Starbucks Foreign Direct Investment
• The company realized that the pure licensing system will not provide the
complete control to the company for ensuring Japanese Licenses which
was closely followed by the successful formula of Starbuck. Thus, it
became very important for the company to execute its desired business
process within the international markets. Furthermore, the company
established the desired joint venture with a local retailer named Sazaby Inc.
the most interesting fact was that each of the company included in the
venture held a 50% of the total share.
• Starbuck Corporation transferred some of its experienced employees to
Japan in order to replicate the desired experience of Starbuck within the
targeted marketed segments.
• In the year 1998, the corporation purchased a British coffee chain which
was named as Seattle Coffee and the chain had nearly 60 retail stores
which cost for $84 million.
• In the year 1990, there were several stores from Starbuck Corporation
which were opened in different countries such as China, Singapore, Taiwan,
New Zealand, Thailand, Malaysia and South Korea.

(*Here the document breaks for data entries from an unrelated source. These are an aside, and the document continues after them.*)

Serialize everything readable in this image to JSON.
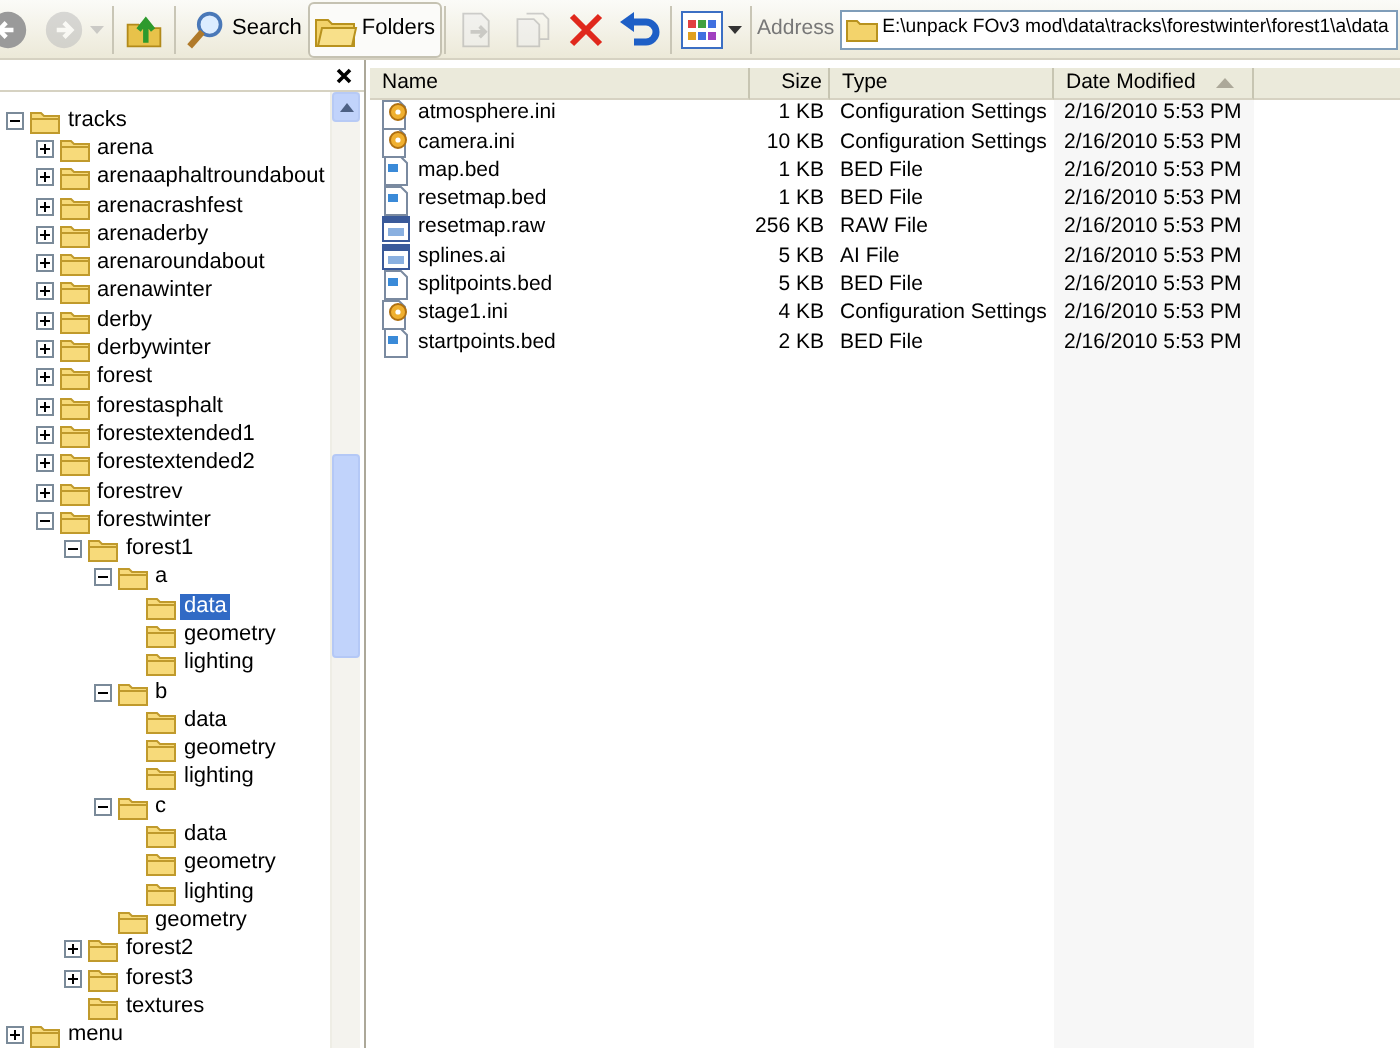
{
  "toolbar": {
    "buttons": [
      {
        "kind": "back",
        "disabled": false,
        "pressed": false
      },
      {
        "kind": "forward",
        "disabled": true,
        "pressed": false
      },
      {
        "kind": "up",
        "disabled": false,
        "pressed": false
      },
      {
        "kind": "search",
        "label": "Search",
        "disabled": false,
        "pressed": false
      },
      {
        "kind": "folders",
        "label": "Folders",
        "disabled": false,
        "pressed": true
      },
      {
        "kind": "move",
        "disabled": true,
        "pressed": false
      },
      {
        "kind": "copy",
        "disabled": true,
        "pressed": false
      },
      {
        "kind": "delete",
        "disabled": false,
        "pressed": false
      },
      {
        "kind": "undo",
        "disabled": false,
        "pressed": false
      },
      {
        "kind": "views",
        "disabled": false,
        "pressed": false
      }
    ],
    "address": {
      "label": "Address",
      "value": "E:\\unpack FOv3 mod\\data\\tracks\\forestwinter\\forest1\\a\\data"
    }
  },
  "tree": [
    {
      "label": "tracks",
      "expanded": true,
      "selected": false,
      "children": [
        {
          "label": "arena",
          "expanded": false,
          "selected": false
        },
        {
          "label": "arenaaphaltroundabout",
          "expanded": false,
          "selected": false
        },
        {
          "label": "arenacrashfest",
          "expanded": false,
          "selected": false
        },
        {
          "label": "arenaderby",
          "expanded": false,
          "selected": false
        },
        {
          "label": "arenaroundabout",
          "expanded": false,
          "selected": false
        },
        {
          "label": "arenawinter",
          "expanded": false,
          "selected": false
        },
        {
          "label": "derby",
          "expanded": false,
          "selected": false
        },
        {
          "label": "derbywinter",
          "expanded": false,
          "selected": false
        },
        {
          "label": "forest",
          "expanded": false,
          "selected": false
        },
        {
          "label": "forestasphalt",
          "expanded": false,
          "selected": false
        },
        {
          "label": "forestextended1",
          "expanded": false,
          "selected": false
        },
        {
          "label": "forestextended2",
          "expanded": false,
          "selected": false
        },
        {
          "label": "forestrev",
          "expanded": false,
          "selected": false
        },
        {
          "label": "forestwinter",
          "expanded": true,
          "selected": false,
          "children": [
            {
              "label": "forest1",
              "expanded": true,
              "selected": false,
              "children": [
                {
                  "label": "a",
                  "expanded": true,
                  "selected": false,
                  "children": [
                    {
                      "label": "data",
                      "selected": true
                    },
                    {
                      "label": "geometry",
                      "selected": false
                    },
                    {
                      "label": "lighting",
                      "selected": false
                    }
                  ]
                },
                {
                  "label": "b",
                  "expanded": true,
                  "selected": false,
                  "children": [
                    {
                      "label": "data",
                      "selected": false
                    },
                    {
                      "label": "geometry",
                      "selected": false
                    },
                    {
                      "label": "lighting",
                      "selected": false
                    }
                  ]
                },
                {
                  "label": "c",
                  "expanded": true,
                  "selected": false,
                  "children": [
                    {
                      "label": "data",
                      "selected": false
                    },
                    {
                      "label": "geometry",
                      "selected": false
                    },
                    {
                      "label": "lighting",
                      "selected": false
                    }
                  ]
                },
                {
                  "label": "geometry",
                  "selected": false
                }
              ]
            },
            {
              "label": "forest2",
              "expanded": false,
              "selected": false
            },
            {
              "label": "forest3",
              "expanded": false,
              "selected": false
            },
            {
              "label": "textures",
              "selected": false
            }
          ]
        }
      ]
    },
    {
      "label": "menu",
      "expanded": false,
      "selected": false
    }
  ],
  "columns": [
    {
      "label": "Name",
      "sorted": false
    },
    {
      "label": "Size",
      "sorted": false
    },
    {
      "label": "Type",
      "sorted": false
    },
    {
      "label": "Date Modified",
      "sorted": true
    }
  ],
  "files": [
    {
      "kind": "settings",
      "name": "atmosphere.ini",
      "size": "1 KB",
      "type": "Configuration Settings",
      "modified": "2/16/2010 5:53 PM"
    },
    {
      "kind": "settings",
      "name": "camera.ini",
      "size": "10 KB",
      "type": "Configuration Settings",
      "modified": "2/16/2010 5:53 PM"
    },
    {
      "kind": "document",
      "name": "map.bed",
      "size": "1 KB",
      "type": "BED File",
      "modified": "2/16/2010 5:53 PM"
    },
    {
      "kind": "document",
      "name": "resetmap.bed",
      "size": "1 KB",
      "type": "BED File",
      "modified": "2/16/2010 5:53 PM"
    },
    {
      "kind": "app",
      "name": "resetmap.raw",
      "size": "256 KB",
      "type": "RAW File",
      "modified": "2/16/2010 5:53 PM"
    },
    {
      "kind": "app",
      "name": "splines.ai",
      "size": "5 KB",
      "type": "AI File",
      "modified": "2/16/2010 5:53 PM"
    },
    {
      "kind": "document",
      "name": "splitpoints.bed",
      "size": "5 KB",
      "type": "BED File",
      "modified": "2/16/2010 5:53 PM"
    },
    {
      "kind": "settings",
      "name": "stage1.ini",
      "size": "4 KB",
      "type": "Configuration Settings",
      "modified": "2/16/2010 5:53 PM"
    },
    {
      "kind": "document",
      "name": "startpoints.bed",
      "size": "2 KB",
      "type": "BED File",
      "modified": "2/16/2010 5:53 PM"
    }
  ]
}
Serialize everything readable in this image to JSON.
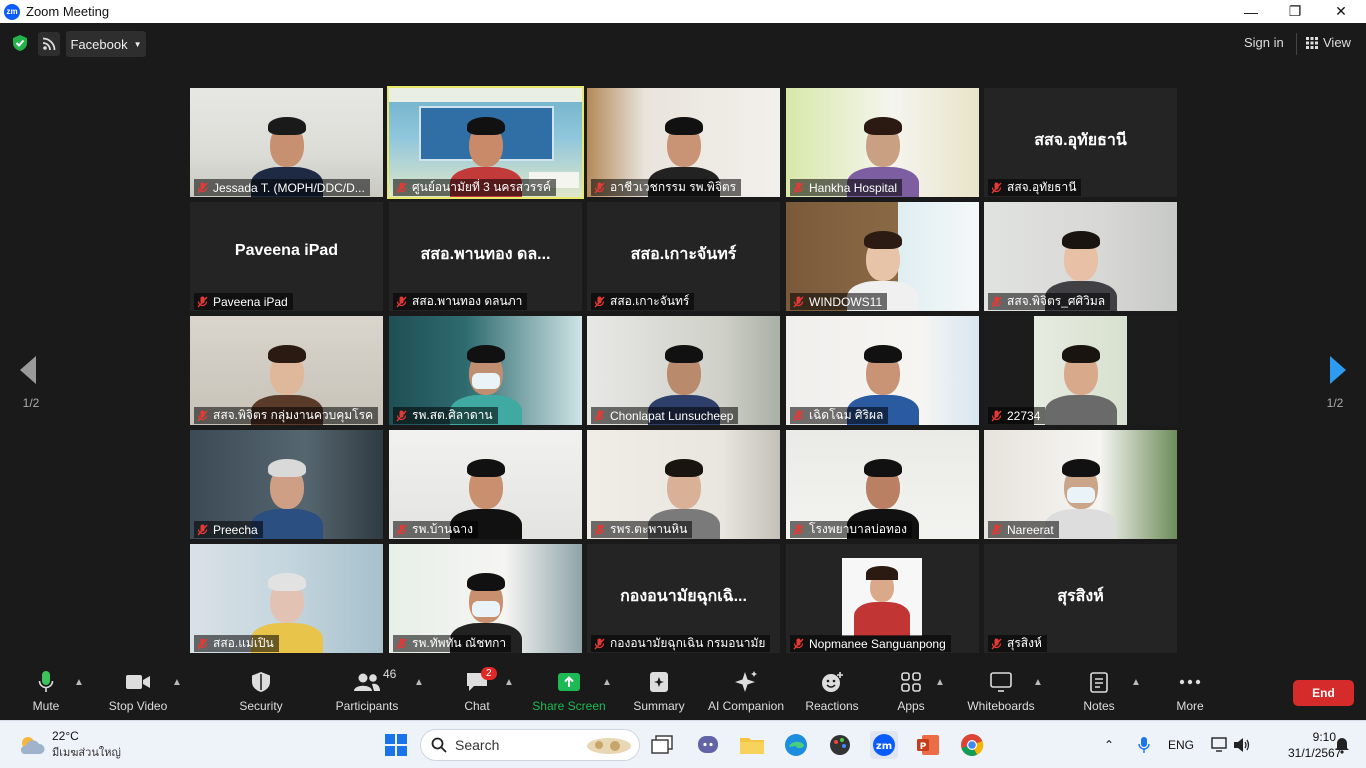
{
  "window": {
    "title": "Zoom Meeting",
    "minimize": "—",
    "maximize": "❐",
    "close": "✕"
  },
  "topbar": {
    "stream_label": "Facebook",
    "signin": "Sign in",
    "view": "View"
  },
  "pager": {
    "left_text": "1/2",
    "right_text": "1/2"
  },
  "participants": [
    {
      "label": "Jessada T. (MOPH/DDC/D...",
      "big": "",
      "active": false
    },
    {
      "label": "ศูนย์อนามัยที่ 3 นครสวรรค์",
      "big": "",
      "active": true
    },
    {
      "label": "อาชีวเวชกรรม รพ.พิจิตร",
      "big": "",
      "active": false
    },
    {
      "label": "Hankha Hospital",
      "big": "",
      "active": false
    },
    {
      "label": "สสจ.อุทัยธานี",
      "big": "สสจ.อุทัยธานี",
      "active": false
    },
    {
      "label": "Paveena iPad",
      "big": "Paveena iPad",
      "active": false
    },
    {
      "label": "สสอ.พานทอง ดลนภา",
      "big": "สสอ.พานทอง ดล...",
      "active": false
    },
    {
      "label": "สสอ.เกาะจันทร์",
      "big": "สสอ.เกาะจันทร์",
      "active": false
    },
    {
      "label": "WINDOWS11",
      "big": "",
      "active": false
    },
    {
      "label": "สสจ.พิจิตร_ศศิวิมล",
      "big": "",
      "active": false
    },
    {
      "label": "สสจ.พิจิตร กลุ่มงานควบคุมโรค",
      "big": "",
      "active": false
    },
    {
      "label": "รพ.สต.ศิลาดาน",
      "big": "",
      "active": false
    },
    {
      "label": "Chonlapat Lunsucheep",
      "big": "",
      "active": false
    },
    {
      "label": "เฉิดโฉม ศิริผล",
      "big": "",
      "active": false
    },
    {
      "label": "22734",
      "big": "",
      "active": false
    },
    {
      "label": "Preecha",
      "big": "",
      "active": false
    },
    {
      "label": "รพ.บ้านฉาง",
      "big": "",
      "active": false
    },
    {
      "label": "รพร.ตะพานหิน",
      "big": "",
      "active": false
    },
    {
      "label": "โรงพยาบาลบ่อทอง",
      "big": "",
      "active": false
    },
    {
      "label": "Nareerat",
      "big": "",
      "active": false
    },
    {
      "label": "สสอ.แม่เปิน",
      "big": "",
      "active": false
    },
    {
      "label": "รพ.ทัพทัน ณัชทกา",
      "big": "",
      "active": false
    },
    {
      "label": "กองอนามัยฉุกเฉิน กรมอนามัย",
      "big": "กองอนามัยฉุกเฉิ...",
      "active": false
    },
    {
      "label": "Nopmanee Sanguanpong",
      "big": "",
      "active": false
    },
    {
      "label": "สุรสิงห์",
      "big": "สุรสิงห์",
      "active": false
    }
  ],
  "toolbar": {
    "mute": "Mute",
    "stop_video": "Stop Video",
    "security": "Security",
    "participants": "Participants",
    "participants_count": "46",
    "chat": "Chat",
    "chat_badge": "2",
    "share_screen": "Share Screen",
    "summary": "Summary",
    "ai_companion": "AI Companion",
    "reactions": "Reactions",
    "apps": "Apps",
    "whiteboards": "Whiteboards",
    "notes": "Notes",
    "more": "More",
    "end": "End"
  },
  "colors": {
    "share_green": "#1db954",
    "end_red": "#d52b2b",
    "active_border": "#e8e86a",
    "zoom_blue": "#0b5cff"
  },
  "taskbar": {
    "temp": "22°C",
    "weather_desc": "มีเมฆส่วนใหญ่",
    "search": "Search",
    "lang": "ENG",
    "time": "9:10",
    "date": "31/1/2567"
  }
}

Suitability Of Diverse Market Entry Strategies By Starbucks Within
Different Foreign Markets
• The company was engaged in providing the top quality of the customer
services to the respective customers.
• The collaboration with the local partners of the different countries such as
Japan, China and many more helped in establishing the business
processes of Starbuck. Throughout, Asia the common strategy of
Starbuck was to license the desired format of Starbuck that was already in
the United States.
• The company considered the training to the respective employees to be
most important as the training would help in enhancing the overall
performance of the organization.
• The customer’s services for any organization are very important as it helps
in satisfying the respective customers and this evaluates the desired growth
of the concerned organization.
• Many times the corporation turned the licensing into joint-venture and it also
owned some of the subsidiaries.
Suitability Of Staffing Approach Utilized By Starbucks In Japan And In
Relation To Their Corporate Strategy
• As the company introduced the licensing format within the desired market
segments of Japan, therefore, it was very important for the management
team of the Starbuck Corporation to provide suitable training to the
respective employees. The company arranged proper means of training for
the respective employees in order to enhance the satisfaction of the
respective customers.
• Moreover, the hiring, as well as the training programs to the respective
employees in Japan, was considered to be more important s this may
increase the brand reputation of the entire organization.
• Compensation was important for the respective employees, as this would
provide motivation to the respective employees of the organization.
• There is a vast difference between the cultures of the United States and the
Japanese culture, therefore, the employees were provided suitable and
desired to train to enhance the capability while assisting as well as handling
the customers in difficult situations (Starbucks Coffee Company, 2016). The
effective strategies were different as per the different requirements of the
two market segments. Thus, the training programs were also developed on
the basis of different requirements of the customers as per the changing
trends in the market segments.
Conclusions

• At first, the company captured the entire market segments of the United
States by providing the high quality of the coffee and different tastes of the
coffee product to respective customers.
• Then the organization planned to enter into Japan and different countries
and the organization got success with the help of the licensing strategy with
the local retailers.
• The main motive was to sell premium roasted coffee as well as the fresh
brew coffee beverages’ including a large number of other products.
• There was different staffing approach adopted by the Human Resource
department in order to increase the profitability of the organization.